Decentralized computation offloading via multi-agent deep reinforcement learning for NOMA-assisted mobile edge computing with energy harvesting devices

Abstract

Supporting latency-sensitive and computation-intensive applications is hardly possible for mobile devices (MDs) with limited battery capacity and low computing resources. Therefore, mobile edge computing (MEC) and wireless power transfer (WPT) have emerged as promising technologies that allow MDs to offload part or all of their workloads to MEC servers and harvest energy for prolonging their battery lifetime. However, the MEC server’s limited computing resources, available communication channel quality, and time-limited energy harvesting (EH) challenge the computation offloading. In this paper, we study the joint problem of decentralized computation offloading and resource allocation (JDCORA) in the environment of non-orthogonal multiple access (NOMA)-assisted MEC with multiple EH-enabled MDs. To learn decentralized offloading policies, we propose a multi-agent deep reinforcement learning (MADRL)-based scheme towards minimizing energy consumption and task completion time, which considers the cooperation between MDs to adjust their strategies.
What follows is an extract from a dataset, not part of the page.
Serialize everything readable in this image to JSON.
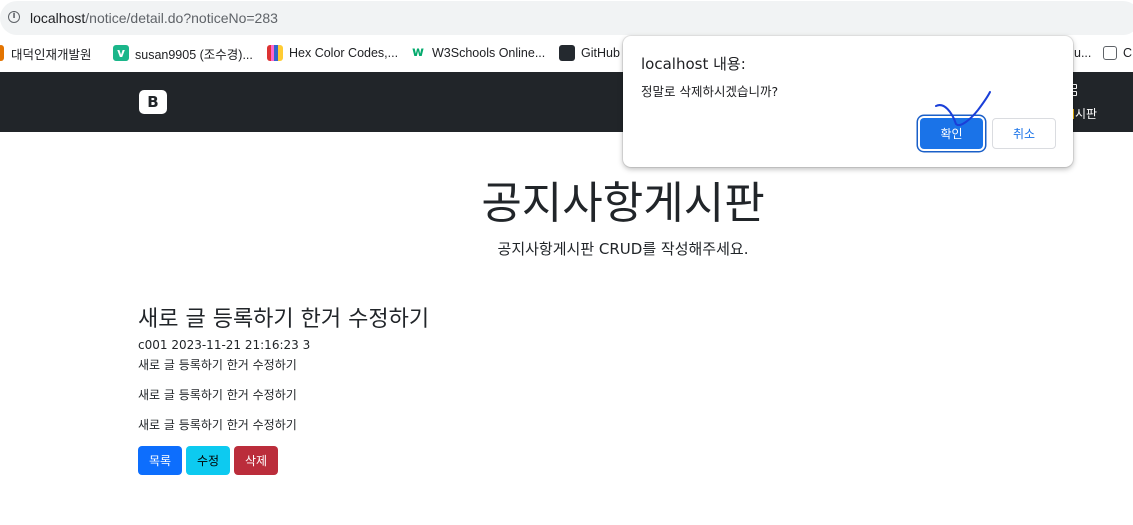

In particular, we improve the multi-agent deep deterministic policy gradient (MADDPG) by applying the features of double actors, double centralized critics, soft value estimation, critic regularization and proportional-based prioritized experience replay (pPER) and propose an algorithm called multi-agent twin actors regularized critics (MATARC). Simulation results demonstrate that the proposed MATARC has a better convergence performance compared to other baseline methods and also reduces the average energy consumption, task completion time and task drop rate.